POSSESSION  Send This Review to a Friend

Director Neil LaBute had better be careful or he'll ruin his reputation for making movies with a nasty edge. His "Possession" is a lovely, romantic, lyrical and literary-minded double love story spanning two different time frames, one contemporary the other Victorian. Cast to perfection, it is all about falling in love, fears about commitment, secret passions, professorial sleuthing, and sneaky unethical competition. The astute screenplay is by David Henry Hwang, Laura Jones and LaBute based on the Booker Prize novel by A.S. Byatt. Here is a film with wit and intelligence to go with its serving of scholarship entwined with romance.

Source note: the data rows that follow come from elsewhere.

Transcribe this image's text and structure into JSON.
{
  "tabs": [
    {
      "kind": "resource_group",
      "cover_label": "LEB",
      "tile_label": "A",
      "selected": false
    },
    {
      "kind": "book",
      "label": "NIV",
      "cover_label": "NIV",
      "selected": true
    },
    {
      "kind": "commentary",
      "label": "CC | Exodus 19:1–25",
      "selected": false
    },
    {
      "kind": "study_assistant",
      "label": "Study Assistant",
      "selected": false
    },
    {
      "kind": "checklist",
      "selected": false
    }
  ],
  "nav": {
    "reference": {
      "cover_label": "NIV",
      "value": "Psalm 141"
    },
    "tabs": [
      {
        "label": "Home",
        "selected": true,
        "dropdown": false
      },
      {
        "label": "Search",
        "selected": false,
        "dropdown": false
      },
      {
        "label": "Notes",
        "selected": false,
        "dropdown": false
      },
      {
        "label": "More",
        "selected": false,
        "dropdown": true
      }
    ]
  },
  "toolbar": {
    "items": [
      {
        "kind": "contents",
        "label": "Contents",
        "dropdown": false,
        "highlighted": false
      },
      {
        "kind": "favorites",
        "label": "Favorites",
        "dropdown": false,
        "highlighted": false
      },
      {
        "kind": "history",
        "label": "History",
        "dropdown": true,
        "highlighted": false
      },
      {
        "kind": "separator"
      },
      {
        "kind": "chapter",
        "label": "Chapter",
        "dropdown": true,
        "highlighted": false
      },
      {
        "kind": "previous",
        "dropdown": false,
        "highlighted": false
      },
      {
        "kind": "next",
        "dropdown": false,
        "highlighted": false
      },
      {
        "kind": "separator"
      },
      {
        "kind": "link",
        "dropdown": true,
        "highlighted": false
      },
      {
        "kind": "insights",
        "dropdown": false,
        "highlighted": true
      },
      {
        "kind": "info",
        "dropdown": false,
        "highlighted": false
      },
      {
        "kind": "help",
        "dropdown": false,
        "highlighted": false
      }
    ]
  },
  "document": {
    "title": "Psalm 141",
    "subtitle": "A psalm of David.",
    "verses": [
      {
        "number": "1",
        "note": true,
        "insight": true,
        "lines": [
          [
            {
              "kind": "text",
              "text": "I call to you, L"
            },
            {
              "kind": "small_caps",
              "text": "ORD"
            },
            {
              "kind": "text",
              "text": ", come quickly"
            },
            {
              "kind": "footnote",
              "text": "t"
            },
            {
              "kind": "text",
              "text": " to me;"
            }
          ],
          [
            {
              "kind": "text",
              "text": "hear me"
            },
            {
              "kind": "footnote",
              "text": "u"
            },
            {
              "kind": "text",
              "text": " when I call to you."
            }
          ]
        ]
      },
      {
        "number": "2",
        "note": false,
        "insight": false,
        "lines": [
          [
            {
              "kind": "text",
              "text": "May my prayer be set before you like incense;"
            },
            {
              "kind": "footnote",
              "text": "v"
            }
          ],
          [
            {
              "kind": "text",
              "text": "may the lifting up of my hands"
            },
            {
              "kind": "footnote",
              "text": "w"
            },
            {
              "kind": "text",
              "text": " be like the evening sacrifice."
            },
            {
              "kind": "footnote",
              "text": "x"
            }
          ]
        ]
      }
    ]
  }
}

The set-up is dandy. Gwyneth Paltrow has never been more beautiful on screen than in her persuasive portrayal of Maud Bailey, and English scholar in the throes of research on a Victorian woman poet. Aaron Eckhart gives another appealing performance as Roland Mitchell, an American on a fellowship in London devoted to studying a renowned poet of the Victorian era. The two meet, and when chance leads to discovery of hitherto unknown love letters that would seem to be between their two research subjects, the stage is set for a joint scholarly adventure in which they must travel together.

Both Victorian poets are clever fictional concoctions. Christabel LaMotte, portrayed with spirit and unleashed passion by Jennifer Ehle, is an independent-minded woman with another woman as her lover, yet suddenly falling in love with poet Randolph Henry Ash, played by handsome Jeremy Northam. Since the married Ash, poet laureate to Queen Victoria, is known for poems dedicated to his wife, the letters indicating that an illicit affair might have taken place would hold great interest for scholars. Proof would be even better.

The film switches back and forth between the researchers and past events uncovered in their quest. Meanwhile, an arrogant rival professor gets wind of what's going on and sets out with a co-conspirator on a path to secretly trump the investigation and get the glory and possible financial rewards for himself.

Maud and Roland, thrown into proximity, are intellectually and emotionally stimulated by the example of the poets. However, Roland is wary of commitment and Maud is wary of someone wary of commitment. Can these colleagues eventually find love of their own?

The story is told elegantly with the maximizing of the settings, Victorian and contemporary, and the double layer of romantic entanglements, coupled with attention to literature and the university world, is engrossing. Sometimes the period switches become a bit excessive, but never enough to outweigh the enjoyment of watching a film that's different and so well performed. As noted, this is new territory for LaBute and he conquers it admirably. A Focus Features release.